Supponiamo che luiaveva obiettato, come siamo portati a fare, 'Cosa posso fare tra quella razza selvaggia? Ci sono abbastanza persone del mio paese da occuparsi di tutte le mie cure; e posso compiere il mio dovere verso Dio in mezzo a loro, senza incontrare tutte le difficoltà ed espormi ai pericoli che devo aspettarmi di incontrare in tale impresa». Come sarebbe stata terribile, in tal caso, la nostra condizione attuale! O cristiani! pensa a tutto ciò di cui godi in Cristo Gesù, alle tue consolazioni presenti, alle tue prospettive future; pensa a queste cose e di': 'Io devo tutto, sotto Dio, a colui che per primo mise piede sulle nostre coste inospitali, di mostrarci la via della salvezza; il suo esempio ha stimolato gli altri; e così “il pugno di grano che era sparso sulle cime dei monti, è cresciuto come i boschi del Libano, o i mucchi d'erba sulla terra.

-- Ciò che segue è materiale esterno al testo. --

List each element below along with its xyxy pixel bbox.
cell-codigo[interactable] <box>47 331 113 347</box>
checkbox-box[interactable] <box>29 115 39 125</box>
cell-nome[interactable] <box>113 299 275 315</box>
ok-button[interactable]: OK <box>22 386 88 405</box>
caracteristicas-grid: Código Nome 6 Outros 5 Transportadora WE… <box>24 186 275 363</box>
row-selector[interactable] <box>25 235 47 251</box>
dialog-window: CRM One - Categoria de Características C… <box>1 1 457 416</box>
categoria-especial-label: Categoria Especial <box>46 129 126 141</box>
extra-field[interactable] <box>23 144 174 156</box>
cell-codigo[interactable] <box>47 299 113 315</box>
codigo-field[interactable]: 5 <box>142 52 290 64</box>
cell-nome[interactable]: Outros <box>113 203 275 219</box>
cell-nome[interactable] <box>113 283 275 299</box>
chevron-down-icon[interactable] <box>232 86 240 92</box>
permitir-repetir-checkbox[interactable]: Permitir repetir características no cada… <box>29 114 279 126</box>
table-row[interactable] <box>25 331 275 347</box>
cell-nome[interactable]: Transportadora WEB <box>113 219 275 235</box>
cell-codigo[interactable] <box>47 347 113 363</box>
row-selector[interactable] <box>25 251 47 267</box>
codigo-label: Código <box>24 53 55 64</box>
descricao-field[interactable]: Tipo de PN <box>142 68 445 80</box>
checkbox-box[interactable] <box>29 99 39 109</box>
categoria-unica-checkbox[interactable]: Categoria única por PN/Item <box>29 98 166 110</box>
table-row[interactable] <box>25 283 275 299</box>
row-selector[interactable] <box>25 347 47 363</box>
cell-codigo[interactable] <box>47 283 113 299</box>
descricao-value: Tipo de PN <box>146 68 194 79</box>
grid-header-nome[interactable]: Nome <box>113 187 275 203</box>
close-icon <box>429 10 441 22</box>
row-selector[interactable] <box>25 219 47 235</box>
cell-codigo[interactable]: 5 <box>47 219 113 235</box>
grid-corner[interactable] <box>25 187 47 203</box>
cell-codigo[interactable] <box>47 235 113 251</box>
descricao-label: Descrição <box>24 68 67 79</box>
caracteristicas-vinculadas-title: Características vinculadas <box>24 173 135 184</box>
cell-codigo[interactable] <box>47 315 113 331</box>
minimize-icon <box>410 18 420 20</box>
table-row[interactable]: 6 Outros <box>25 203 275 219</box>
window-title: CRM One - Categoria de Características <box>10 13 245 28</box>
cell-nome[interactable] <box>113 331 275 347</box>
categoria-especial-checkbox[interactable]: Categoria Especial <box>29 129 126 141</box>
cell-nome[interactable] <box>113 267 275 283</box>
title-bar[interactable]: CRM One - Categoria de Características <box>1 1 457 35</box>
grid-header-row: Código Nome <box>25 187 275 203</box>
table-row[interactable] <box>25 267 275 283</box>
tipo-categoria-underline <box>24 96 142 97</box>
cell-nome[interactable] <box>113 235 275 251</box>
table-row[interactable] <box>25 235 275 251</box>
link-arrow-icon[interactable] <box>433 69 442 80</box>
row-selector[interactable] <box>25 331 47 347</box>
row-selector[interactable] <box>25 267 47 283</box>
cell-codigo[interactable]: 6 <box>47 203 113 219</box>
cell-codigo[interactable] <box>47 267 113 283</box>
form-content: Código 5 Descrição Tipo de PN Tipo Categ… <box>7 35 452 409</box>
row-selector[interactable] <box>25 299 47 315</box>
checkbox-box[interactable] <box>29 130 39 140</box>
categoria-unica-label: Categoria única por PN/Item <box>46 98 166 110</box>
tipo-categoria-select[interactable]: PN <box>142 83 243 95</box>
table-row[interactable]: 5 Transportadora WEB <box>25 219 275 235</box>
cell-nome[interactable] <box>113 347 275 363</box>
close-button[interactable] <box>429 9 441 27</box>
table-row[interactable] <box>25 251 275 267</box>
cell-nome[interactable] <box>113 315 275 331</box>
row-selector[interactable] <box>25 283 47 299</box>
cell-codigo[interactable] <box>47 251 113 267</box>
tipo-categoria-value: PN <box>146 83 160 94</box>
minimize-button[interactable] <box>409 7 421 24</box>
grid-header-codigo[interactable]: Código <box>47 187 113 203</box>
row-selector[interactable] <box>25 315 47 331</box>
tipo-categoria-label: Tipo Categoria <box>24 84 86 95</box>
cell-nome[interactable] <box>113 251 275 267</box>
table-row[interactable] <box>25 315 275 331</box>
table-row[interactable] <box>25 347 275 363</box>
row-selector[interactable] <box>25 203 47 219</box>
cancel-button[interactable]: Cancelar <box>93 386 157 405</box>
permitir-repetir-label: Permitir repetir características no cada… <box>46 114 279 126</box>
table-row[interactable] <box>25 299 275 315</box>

” Benedetto, per sempre benedetto, sii Dio per le sue fatiche d'amore!' Chi può dire allora cosa può nascere dalle fatiche di una società, o anche di un singolo individuo? Potremmo non vedere benefici molto ampi ai nostri giorni: e probabilmente questo è stato il caso di colui che per primo visitò la Gran Bretagna. Ma potesse ora vedere dal cielo il frutto delle sue fatiche, come si rallegrerebbe! penserebbe di aver esercitato troppa abnegazione, o pazienza, o diligenza, nella causa di Dio? Si sarebbe pentito dei suoi sforzi? Non si pentirebbe piuttosto di non essersi fatto avanti prima e di essere stato più serio in questa benedetta opera? Siate dunque sul serio, miei diletti fratelli.

Abbiamo già perso troppo tempo; e milioni di persone, sebbene inconsapevoli dei loro bisogni, ora ci gridano, per così dire: "Vieni in India, in Africa, e aiutaci". Oh che un santo zelo possa oggi infiammare i nostri petti; e che potessimo ricambiare le fatiche di coloro che ci hanno istruito, sforzandoci di estendere i benefici che ne derivano, fino agli angoli più remoti della terra!

Considera inoltre come Cristo gentilmente accetterà tali fatiche dalle tue mani . Ci dice rispetto alle cose di natura meramente temporale, che ciò che abbiamo concesso ad altri per amor suo, lo accetterà come conferito a se stesso; “Avevo fame e mi avete nutrito; nudo, e mi avete vestito; malato e in carcere, e mi avete visitato». E non si riconoscerà molto più debitore nei nostri confronti per le benedizioni spirituali che conferiamo agli altri? 'Ero nelle tenebre e mi avete illuminato; Ero lontano da Dio e mi avete avvicinato; Stavo morendo e mi avete salvato.

' Oh che pensiero è questo! che animazione! che impressionante! C'è qualcuno tra noi che non cercherà un tale onore? Sussultate dunque, fratelli miei; e uniamoci tutti con un solo cuore per assicurare almeno questa testimonianza dal nostro benedetto Signore, sapendo con certezza che "riceveremo la nostra ricompensa", non secondo il nostro successo, ma "secondo il nostro lavoro".

Da ultimo. Considerate quanto è necessario assomigliare a Cristo, se mai volessimo partecipare alla sua gloria . Non è per la nostra professione che saremo giudicati nell'ultimo giorno, ma per il nostro vero carattere mostrato nella nostra pratica. Non pensare che il formale, l'incauto, il supino, incontreranno segni dell'accoglienza di Dio: è l'uomo che abbonda di “opere e fatiche di amore per Cristo”, che sarà onorato con l'approvazione del suo Giudice.

Non è colui che porta il nome di Cristo, ma chi ha in sé la mente di Cristo, che sarà considerato degno di dimorare con lui per sempre. Egli stesso ci dice che «non colui che si limita a dire: Signore, Signore, entrerà nel regno dei cieli, ma colui che fa la volontà del Padre nostro che è nei cieli».

Se dunque non potete essere mossi da considerazioni più ingenue, riflettete su questo: e tremate, perché dopo tutta la vostra professione di cristianità, non vi mostri solo come ottoni che risuonano e cembali tintinnanti. Che coloro la cui coscienza li condanna per la loro passata inattività, gridino potentemente a Dio per il perdono dei loro peccati e il rinnovamento della loro anima. E possa Dio riversare su di noi oggi uno spirito di fede e di amore; affinché sentiamo una santa ambizione di impegnarci al suo servizio: e tutti gli sforzi, sia di questa che di qualsiasi altra società, siano abbondantemente benedetti, per l'allargamento del regno del Redentore e per la salvezza di molte anime! Amen e Amen.